We've all heard the exhortations from vendors and industry players alike – get into DevOps, containers and serverless for IT and application delivery before it's too late. But while the benefits are evident, companies are getting bogged down in troubleshooting and debugging software issues.
That's according to a new report from Scalyr. The study, which polled 155 software development practitioners, found that the majority (71%) are getting used to DevOps-type practices, pushing code into production at least weekly. Almost a third of respondents said they did so at least once a day.
Yet while greater efficiencies are coming out at one end, observability and analysis shoots up at the other. Almost half of those polled said they have five or more observability tools, with 58% of respondents in a DevOps role doing so. When it comes to log management, the biggest concern for software developers is ad-hoc query speed; this was cited by 54% of overall respondents, with that number going up to 68% for those who mostly work in microservices.

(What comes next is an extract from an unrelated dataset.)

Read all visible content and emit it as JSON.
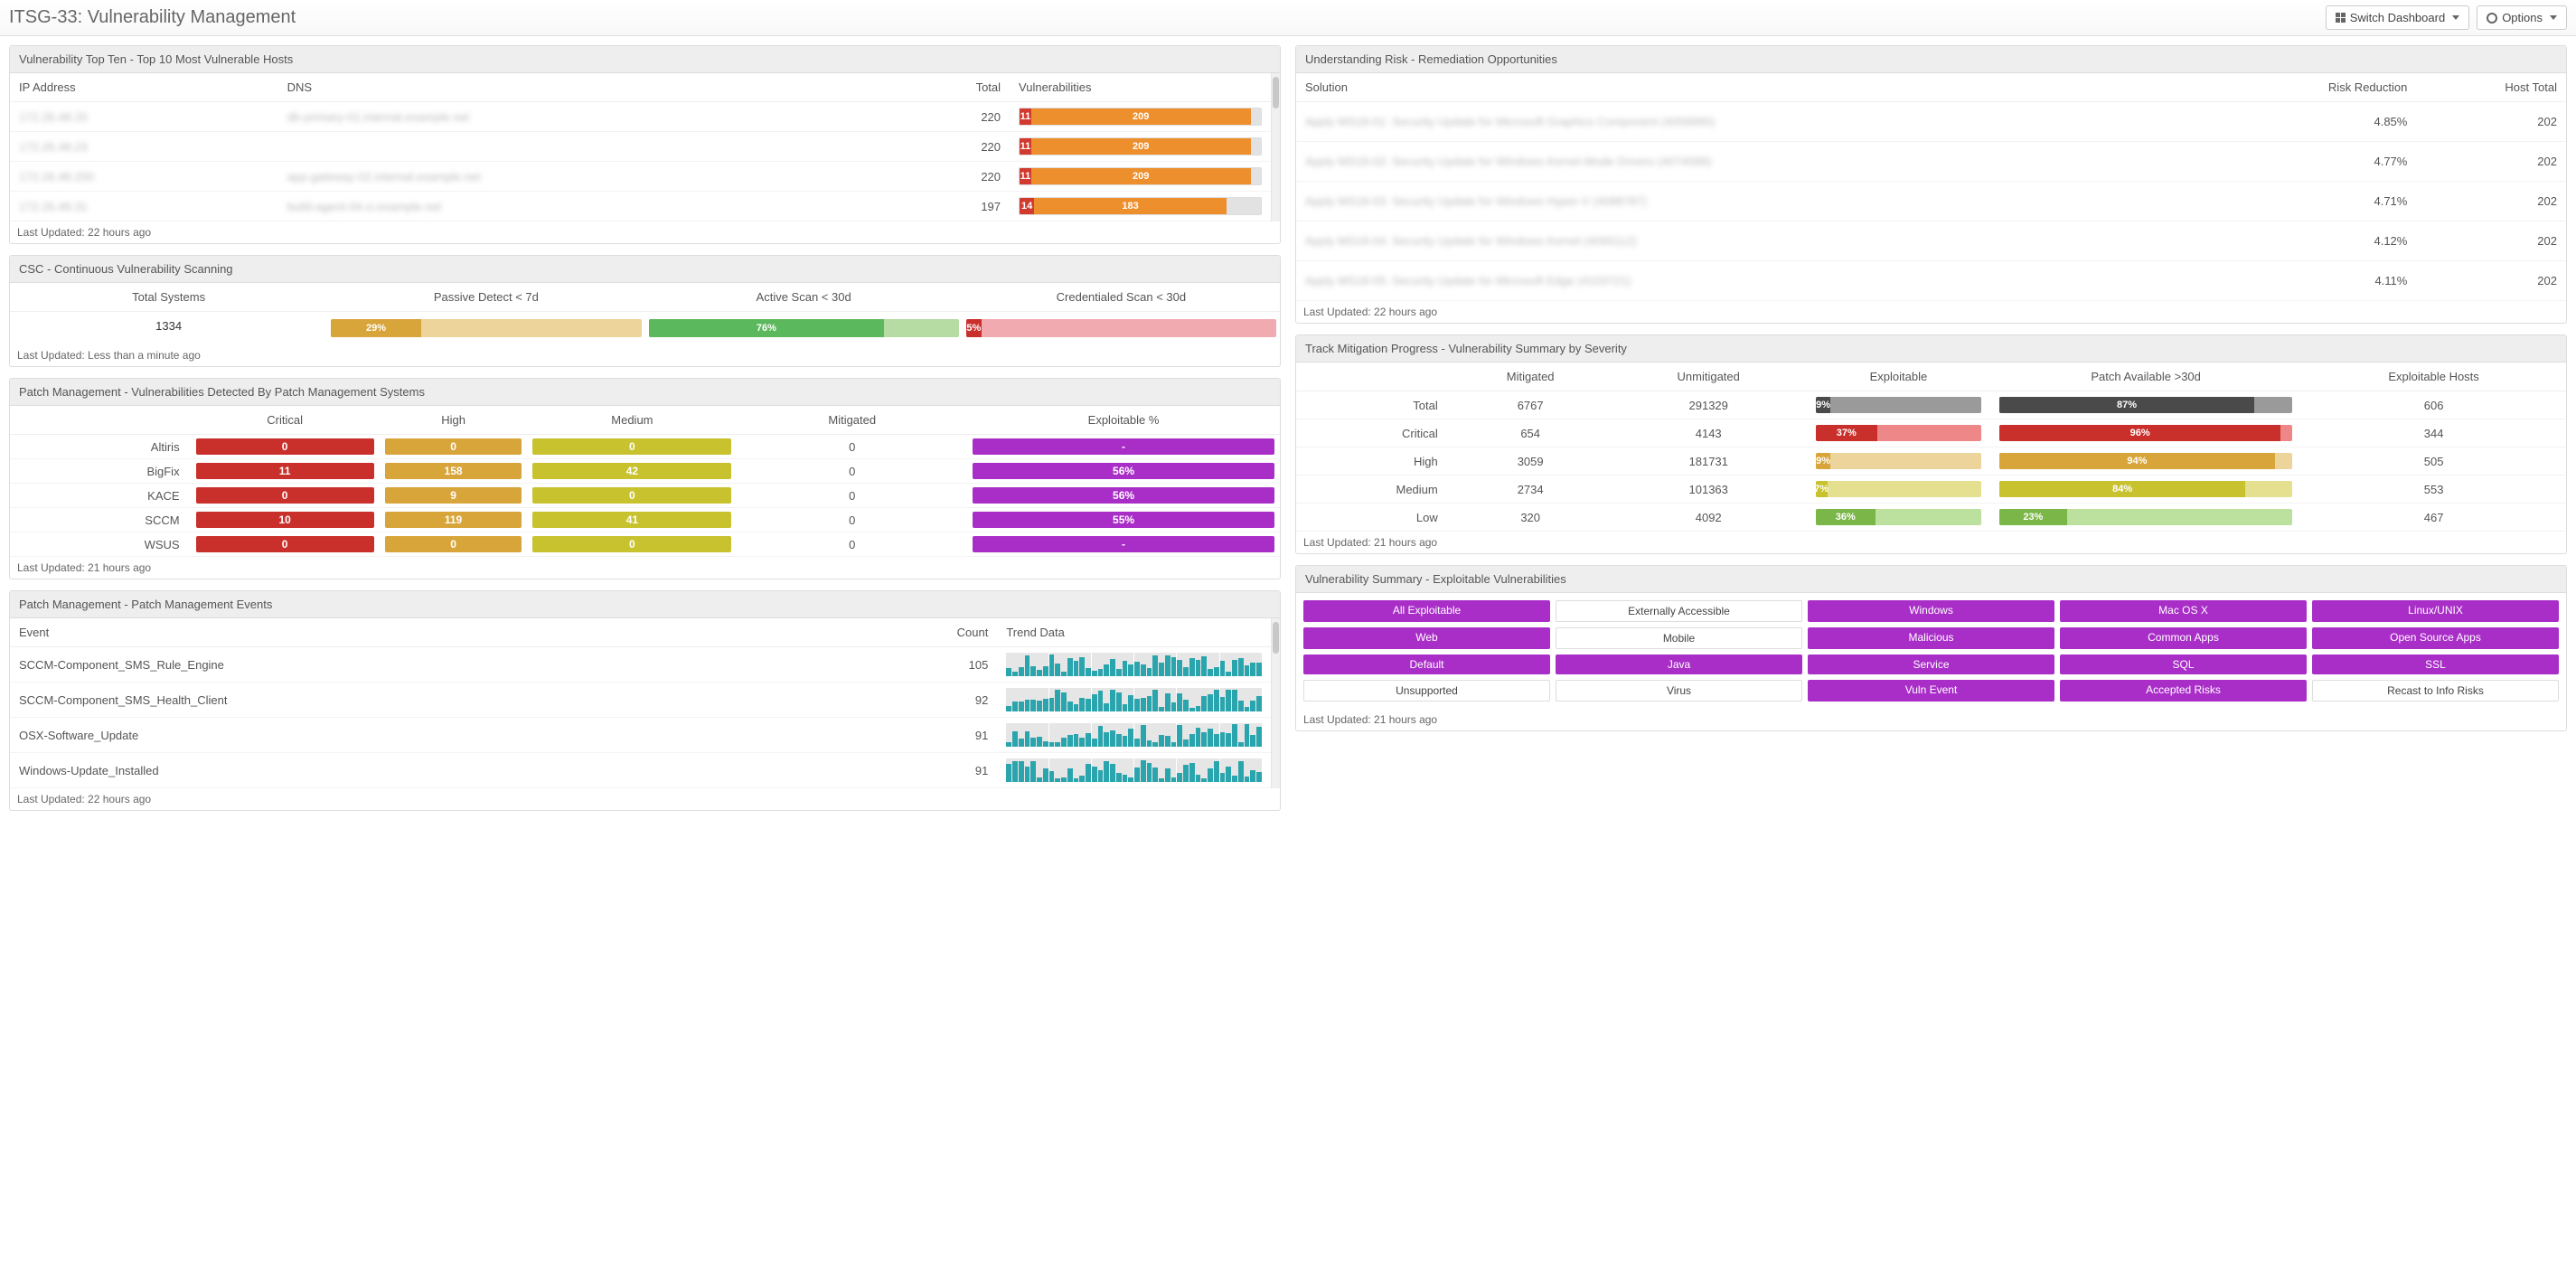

Two in five (40%) said their companies' engineers spent the majority of their time troubleshooting software issues, with the number rising to almost three quarters (73%) of companies who push out code on a daily basis. A quarter said they spent the majority of their log management investigation time waiting for queries to complete.
The figures show that time saved in one area is essentially relative – developers are still wasting a lot of time doing something else. "As organisations make the shift from more traditional architectures to microservices and deliver code more frequently, they spend more time troubleshooting and debugging software, working to understand complex data sources, and operational visibility is paramount," wrote Jamie Barnett, Scalyr chief customer officer in a blog post.
"Our takeaway is that organisations that are experiencing this shift to modern software delivery need to take a hard look at their observability tools and processes to make sure they can keep pace and evolve to support modern, high-speed, distributed software engineering practices," Barnett added.
This chimes in with other recent research on the topic. According to the Ponemon Institute last month, the gap between what organisations ideally want in DevOps and microservices practices versus what they are actually able to deliver is costing them millions each year.